Kisah Pilu di Balik Aksi Spontan: Suami Pembela Istri Dijambret Kini Jadi Tersangka

- Jumat, 23 Januari 2026 | 21:50 WIB
Kisah Pilu di Balik Aksi Spontan: Suami Pembela Istri Dijambret Kini Jadi Tersangka

"Dua sampai tiga bulan itu suami saya ditetapkan sebagai tersangka," ucap Arsita, suaranya terdapat campuran kelelahan dan kebingungan. Kasusnya kini sudah masuk tahap II dan dilimpahkan ke kejaksaan. Hogi saat ini berstatus tahanan luar dengan alat pemantau GPS di pergelangan kaki, setelah permohonan penangguhan penahanan dikabulkan.

Arsita hanya bisa berharap. "Saya harapannya ya suami saya dapat keadilan. Karena itu bener-bener pure membela saya," katanya.

Lantas, apa alasan polisi?

Kasat Lantas Polresta Sleman, AKP Mulyanto, membenarkan penetapan tersangka tersebut. Dia menegaskan langkah ini diambil untuk kepastian hukum. "Kami tidak pada pihak siapa atau siapa," katanya saat dikonfirmasi. Prosesnya, menurutnya, sudah melalui tahapan lengkap: penyelidikan, penyidikan, gelar perkara, hingga pemeriksaan saksi ahli.

Mulyanto menjelaskan, kasus ini diproses melalui laporan Model A laporan yang dibuat polisi sendiri saat mengetahui ada peristiwa pidana. "Tolong juga dipertimbangkan bahwasanya di situ ada korban meninggal dua," sambungnya, menekankan sisi lain dari peristiwa ini.

Hogi dijerat dengan Pasal 310 ayat 4 dan Pasal 311 UU LLAJ. Pasal pertama soal kelalaian menyebabkan orang meninggal, ancamannya hingga 6 tahun penjara. Pasal kedua terkait tindakan sengaja yang membahayakan nyawa. Soal ada tidaknya unsur kesengajaan, Mulyanto memilih tak berkomentar detail. "Nanti lebih detailnya biar nanti dari penuntut umum," ujarnya.

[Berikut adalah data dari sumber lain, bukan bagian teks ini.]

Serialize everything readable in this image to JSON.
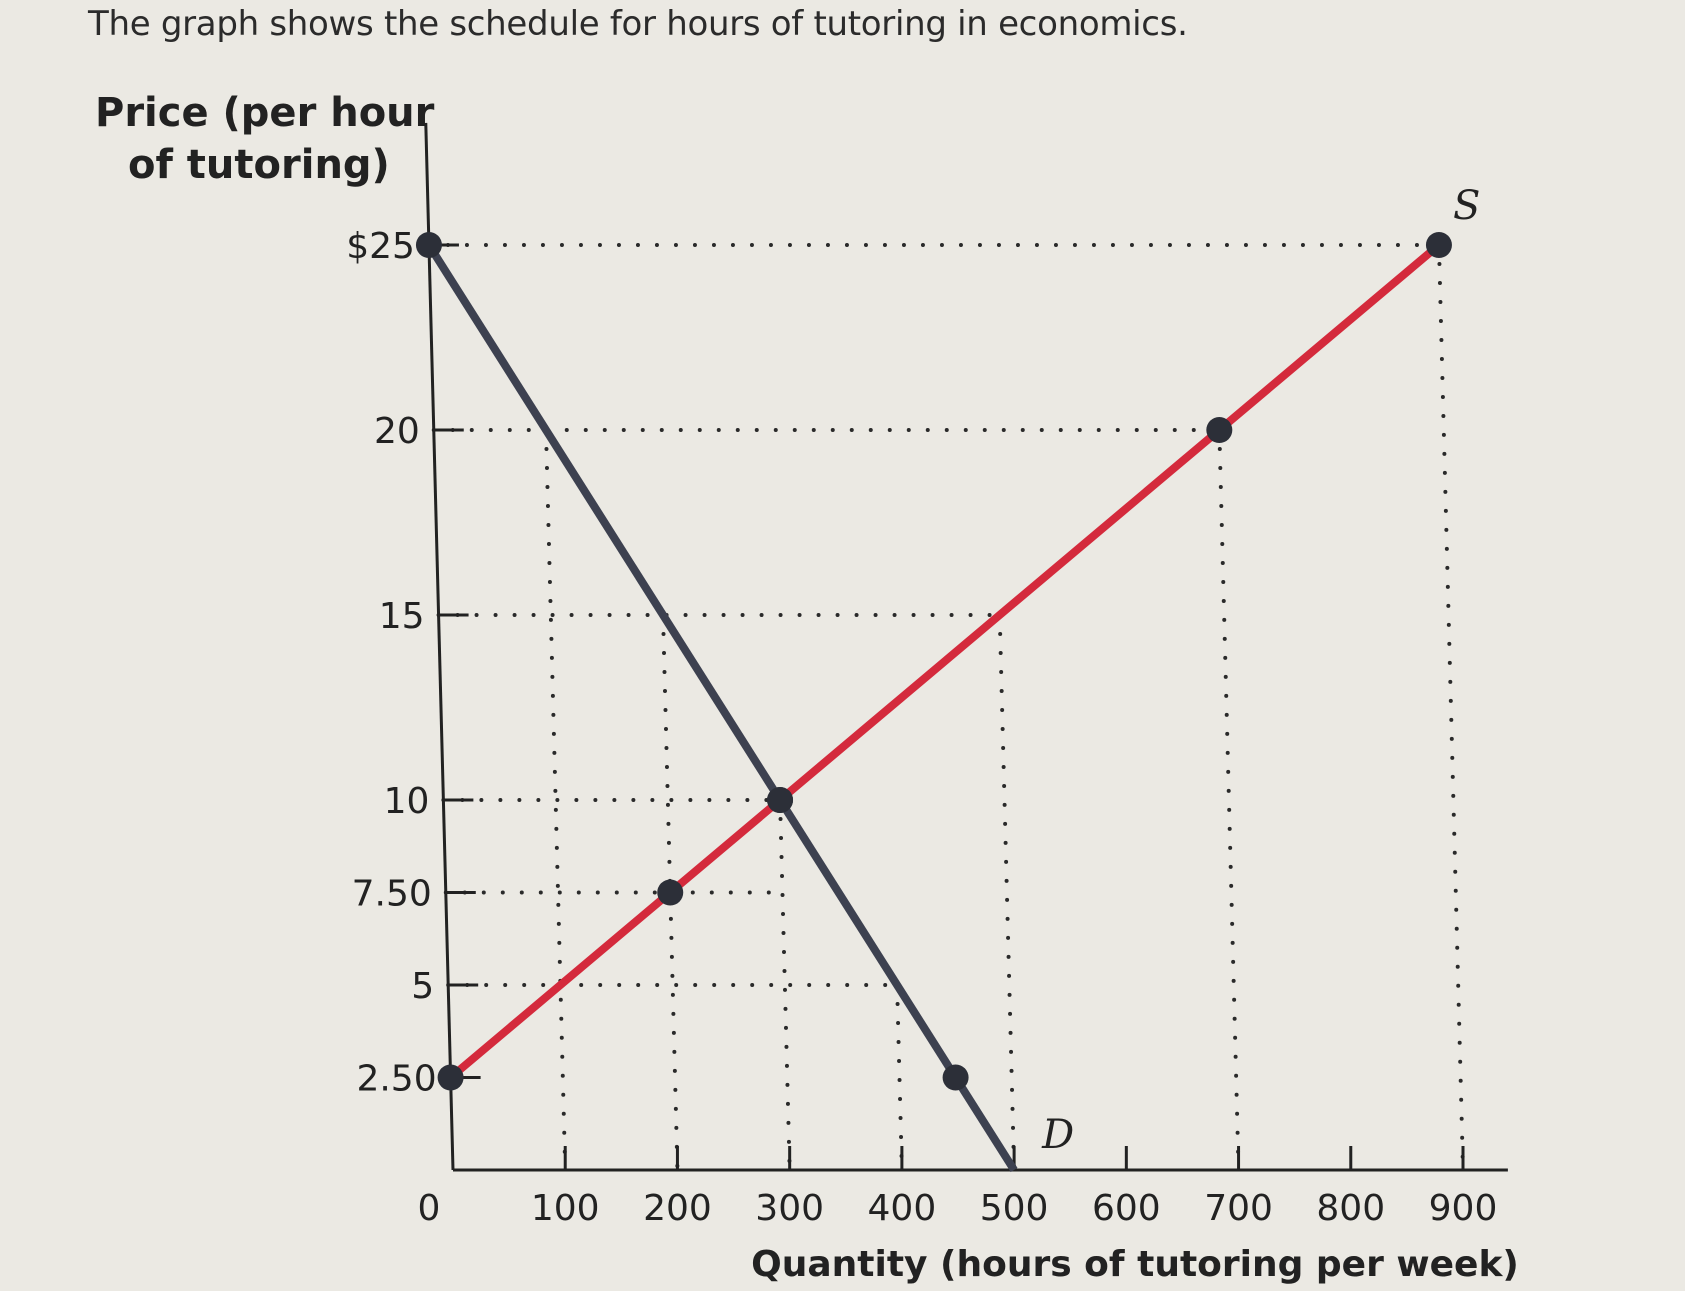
{
  "question": "The graph shows the schedule for hours of tutoring in economics.",
  "chart_data": {
    "type": "line",
    "ylabel": [
      "Price (per hour",
      "of tutoring)"
    ],
    "xlabel": "Quantity (hours of tutoring per week)",
    "xlim": [
      0,
      900
    ],
    "ylim": [
      0,
      25
    ],
    "x_ticks": [
      "0",
      "100",
      "200",
      "300",
      "400",
      "500",
      "600",
      "700",
      "800",
      "900"
    ],
    "y_ticks": [
      {
        "value": 2.5,
        "label": "2.50"
      },
      {
        "value": 5,
        "label": "5"
      },
      {
        "value": 7.5,
        "label": "7.50"
      },
      {
        "value": 10,
        "label": "10"
      },
      {
        "value": 15,
        "label": "15"
      },
      {
        "value": 20,
        "label": "20"
      },
      {
        "value": 25,
        "label": "$25"
      }
    ],
    "series": [
      {
        "name": "D",
        "color": "#3d4150",
        "line": [
          [
            0,
            25
          ],
          [
            500,
            0
          ]
        ],
        "points": [
          [
            0,
            25
          ],
          [
            300,
            10
          ],
          [
            450,
            2.5
          ]
        ]
      },
      {
        "name": "S",
        "color": "#d42a3c",
        "line": [
          [
            0,
            2.5
          ],
          [
            900,
            25
          ]
        ],
        "points": [
          [
            0,
            2.5
          ],
          [
            200,
            7.5
          ],
          [
            300,
            10
          ],
          [
            700,
            20
          ],
          [
            900,
            25
          ]
        ]
      }
    ],
    "guides": [
      {
        "from": [
          0,
          25
        ],
        "to": [
          900,
          25
        ]
      },
      {
        "from": [
          0,
          20
        ],
        "to": [
          700,
          20
        ]
      },
      {
        "from": [
          0,
          15
        ],
        "to": [
          500,
          15
        ]
      },
      {
        "from": [
          0,
          10
        ],
        "to": [
          300,
          10
        ]
      },
      {
        "from": [
          0,
          7.5
        ],
        "to": [
          300,
          7.5
        ]
      },
      {
        "from": [
          0,
          5
        ],
        "to": [
          400,
          5
        ]
      },
      {
        "from": [
          100,
          20
        ],
        "to": [
          100,
          0
        ]
      },
      {
        "from": [
          200,
          15
        ],
        "to": [
          200,
          0
        ]
      },
      {
        "from": [
          300,
          10
        ],
        "to": [
          300,
          0
        ]
      },
      {
        "from": [
          400,
          5
        ],
        "to": [
          400,
          0
        ]
      },
      {
        "from": [
          500,
          15
        ],
        "to": [
          500,
          0
        ]
      },
      {
        "from": [
          700,
          20
        ],
        "to": [
          700,
          0
        ]
      },
      {
        "from": [
          900,
          25
        ],
        "to": [
          900,
          0
        ]
      }
    ],
    "grid": false
  }
}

Kini, keluarga itu menunggu sidang. Sebuah aksi spontan membela diri berujung pada panjangnya proses hukum. Di balik narasi 'jambret tewas ditabrak' yang sempat ramai, ada cerita rumit tentang pembelaan, konsekuensi, dan penantian akan keadilan yang dirasa belum seimbang.